Base and Premium models come with a 6.5-inch touchscreen, while Limiteds have an 8.0-inch unit with available TomTom navigation. Regardless, all come standard with Apple CarPlay and Android Auto. All versions come with power windows and locks, a trip computer, and a tilt/telescoping steering column. Premiums add to that roster the brand's Starlink connectivity that includes a 4G LTE antenna, heated seats, mirrors, and windshield, automatic headlamps, unique cloth upholstery, and leather trim on their gear knobs and steering wheels. 

The Premium is optionally available with a moonroof and the CVT. 

The Limited tops the lineup with standard leather seats, push-button start, a proximity key, a power driver's seat, and LED headlights. Optional on the Limited is a harman/kardon audio system. 

Subaru says it has made the Crosstrek quieter and smoother inside, which was another common gripe in the last generation (particularly early cars that weren't fitted with as much sound-deadening material as later cars). We don't expect this generation of Crosstrek to leap off the line—the last generation didn't either—because the same powertrain combo in the Impreza sedan and hatchback was very leisurely in passing.
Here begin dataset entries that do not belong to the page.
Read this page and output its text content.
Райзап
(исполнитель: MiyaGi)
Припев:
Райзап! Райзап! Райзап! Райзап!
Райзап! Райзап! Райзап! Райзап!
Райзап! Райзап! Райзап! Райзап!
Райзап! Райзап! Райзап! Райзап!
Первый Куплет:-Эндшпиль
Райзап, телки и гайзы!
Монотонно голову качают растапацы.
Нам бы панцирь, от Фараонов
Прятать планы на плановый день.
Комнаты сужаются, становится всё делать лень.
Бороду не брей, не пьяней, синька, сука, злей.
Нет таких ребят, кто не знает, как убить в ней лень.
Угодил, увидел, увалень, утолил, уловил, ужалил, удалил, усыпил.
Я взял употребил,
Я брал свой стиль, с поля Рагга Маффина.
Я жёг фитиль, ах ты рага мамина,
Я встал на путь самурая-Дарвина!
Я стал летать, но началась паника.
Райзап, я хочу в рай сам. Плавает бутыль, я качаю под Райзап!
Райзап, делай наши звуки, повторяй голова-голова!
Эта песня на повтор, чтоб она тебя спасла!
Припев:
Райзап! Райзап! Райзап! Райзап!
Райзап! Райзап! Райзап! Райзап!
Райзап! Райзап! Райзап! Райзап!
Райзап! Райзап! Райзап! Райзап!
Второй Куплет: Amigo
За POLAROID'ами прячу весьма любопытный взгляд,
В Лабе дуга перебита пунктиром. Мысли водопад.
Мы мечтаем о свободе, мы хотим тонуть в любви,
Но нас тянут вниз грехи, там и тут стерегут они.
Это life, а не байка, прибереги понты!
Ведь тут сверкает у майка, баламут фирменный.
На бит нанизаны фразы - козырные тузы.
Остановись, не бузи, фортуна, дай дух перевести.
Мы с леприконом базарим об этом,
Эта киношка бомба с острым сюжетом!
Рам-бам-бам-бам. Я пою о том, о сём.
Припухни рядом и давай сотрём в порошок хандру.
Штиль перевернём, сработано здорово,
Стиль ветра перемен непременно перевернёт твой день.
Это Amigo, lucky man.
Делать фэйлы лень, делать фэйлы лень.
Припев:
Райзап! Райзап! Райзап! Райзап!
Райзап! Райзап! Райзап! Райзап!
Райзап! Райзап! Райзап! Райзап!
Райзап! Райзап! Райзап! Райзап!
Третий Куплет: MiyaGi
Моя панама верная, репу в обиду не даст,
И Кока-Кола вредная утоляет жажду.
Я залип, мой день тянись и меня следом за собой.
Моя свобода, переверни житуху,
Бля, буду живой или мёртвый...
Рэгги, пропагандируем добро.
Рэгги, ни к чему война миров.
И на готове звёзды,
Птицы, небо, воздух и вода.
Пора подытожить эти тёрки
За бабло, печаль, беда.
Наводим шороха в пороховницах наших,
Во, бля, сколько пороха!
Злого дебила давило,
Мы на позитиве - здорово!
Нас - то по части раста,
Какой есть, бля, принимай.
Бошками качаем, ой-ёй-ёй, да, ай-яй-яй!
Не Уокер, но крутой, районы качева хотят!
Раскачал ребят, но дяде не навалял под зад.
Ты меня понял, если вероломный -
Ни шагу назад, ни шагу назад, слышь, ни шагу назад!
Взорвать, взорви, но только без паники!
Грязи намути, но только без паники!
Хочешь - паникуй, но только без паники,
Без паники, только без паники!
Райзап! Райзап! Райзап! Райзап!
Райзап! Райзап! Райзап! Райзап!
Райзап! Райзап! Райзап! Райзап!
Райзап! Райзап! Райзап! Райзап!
If slow is safe, then the Subaru Crosstrek should be safe—and even safer considering Subaru's newest safety tech. Already, the IIHS has dubbed the Impreza wagon a Top Safety Pick+ when equipped with Subaru's active safety suite, dubbed EyeSight, and fitted with the top line's headlights. Subaru additionally developed the Crosstrek with higher-quality steel, and with a partially bring down focal point of gravity, the new model could enhance the four-star NHTSA scores from the active model in front and rollover crash security—the main flaws in a generally spotless record.

Subaru's EyeSight system includes automatic emergency braking, lane departure warning, blind spot monitors, lane keep assistance, rear cross traffic alert, steering responsive headlights, and automatic high beams. The system is available on automatic models as an extra-cost option. Additionally, reverse automatic braking is now available.